L'infographie ci-dessous résume l'essentiel, libre à vous de la partager avec votre notaire ou vos partenaires.

Infographie : la réforme de la TVA sur marge des terrains à bâtir au 1er septembre 2026, chiffres clés et réflexes à adopter

FAQ : vos questions sur la réforme de la TVA sur marge

La TVA sur marge disparaît-elle en 2026 ? Non. Le régime survit dans les articles L. 221-18 à L. 221-20 du CIBS, mais ses conditions d'accès se resserrent : identité de qualification entre l'achat et la revente, acquisition en vue de la revente et TVA d'amont non nulle et non déductible dans la chaîne.

Puis-je encore appliquer la marge si j'achète un terrain à un particulier ? C'est là que tout se complique. Si votre vendeur particulier n'a lui-même supporté aucune TVA (achat à un particulier, succession, donation), la lettre du nouveau texte écarte la marge.

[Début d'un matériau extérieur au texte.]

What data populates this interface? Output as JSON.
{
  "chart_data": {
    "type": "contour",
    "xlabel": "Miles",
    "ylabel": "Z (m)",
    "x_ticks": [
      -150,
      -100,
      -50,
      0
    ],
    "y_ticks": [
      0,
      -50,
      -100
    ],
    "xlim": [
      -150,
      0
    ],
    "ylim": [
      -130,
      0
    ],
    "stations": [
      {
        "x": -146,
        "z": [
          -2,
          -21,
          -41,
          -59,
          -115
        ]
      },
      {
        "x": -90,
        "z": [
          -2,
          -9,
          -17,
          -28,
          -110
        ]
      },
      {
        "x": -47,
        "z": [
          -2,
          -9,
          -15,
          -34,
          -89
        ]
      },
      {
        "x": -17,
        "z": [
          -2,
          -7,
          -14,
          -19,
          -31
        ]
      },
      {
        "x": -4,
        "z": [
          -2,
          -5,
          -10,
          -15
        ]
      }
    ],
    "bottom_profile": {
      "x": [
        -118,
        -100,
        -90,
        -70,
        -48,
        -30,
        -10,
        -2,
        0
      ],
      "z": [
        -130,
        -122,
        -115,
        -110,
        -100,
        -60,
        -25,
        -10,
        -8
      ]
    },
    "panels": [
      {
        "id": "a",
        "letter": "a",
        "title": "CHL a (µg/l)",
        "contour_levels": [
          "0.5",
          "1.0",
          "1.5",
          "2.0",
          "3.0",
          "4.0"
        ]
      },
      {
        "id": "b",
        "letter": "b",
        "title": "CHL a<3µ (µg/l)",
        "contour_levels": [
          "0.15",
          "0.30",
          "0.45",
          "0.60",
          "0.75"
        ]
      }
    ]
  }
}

Seule une confirmation de l'administration dans le BOFiP réécrit pourrait maintenir la tolérance actuelle.

Mon compromis est signé avant le 1er septembre 2026 : quel régime s'applique ? Celui en vigueur au jour de la vente définitive. La TVA se cristallise à la livraison (acte authentique), pas au compromis. Une réitération après le 1er septembre 2026 tombe sous le nouveau régime.

Mes terrains déjà achetés ou déjà divisés sont-ils concernés ? Oui. Aucune clause ne protège les stocks : seul compte le jour de l'acte de revente. Un terrain acheté en 2024 sous le régime actuel et revendu par acte après le 1er septembre 2026 relève du nouveau texte, même si la division est ancienne et même sans compromis en cours. D'où l'intérêt de solder les lots sensibles avant l'échéance ou de les remodéliser en TVA sur prix total.

Qu'est-ce que la rémanence de TVA ? C'est une TVA payée en amont qui n'a pas pu être déduite et reste « incorporée » dans le prix du bien. Le régime de la marge a justement été conçu pour éviter de taxer deux fois cette valeur. Sans rémanence identifiable, la logique du régime tombe : c'est tout le sens de l'arrêt Icade Promotion et du nouvel article L. 221-19.

La division parcellaire fait-elle perdre la TVA sur marge ? Pas en elle-même. Ce qui compte, c'est la qualification juridique : si vous achetez un terrain à bâtir déjà divisé et le revendez comme terrain à bâtir, l'identité est respectée. Détacher un lot d'une propriété bâtie achetée en bloc, en revanche, fait changer la qualification et exclut la marge.

Un particulier qui divise son terrain paie-t-il de la TVA ? En principe non : la vente d'un lot issu de son patrimoine privé relève du régime des plus-values des particuliers. La TVA ne menace que les comportements de lotisseur professionnel (achat spéculatif initial, opérations répétées, aménagements lourds).

Une précision pour finir : nous sommes agents immobiliers, pas avocats fiscalistes. Ce guide vous aide à comprendre la réforme et à poser les bonnes questions, il ne remplace pas une consultation sérieuse avant de signer. Nous sommes taquins mais honnêtes, l'inverse est vrai aussi : votre fiscaliste ne vous trouvera ni le bon terrain ni le bon acquéreur. Chacun son métier.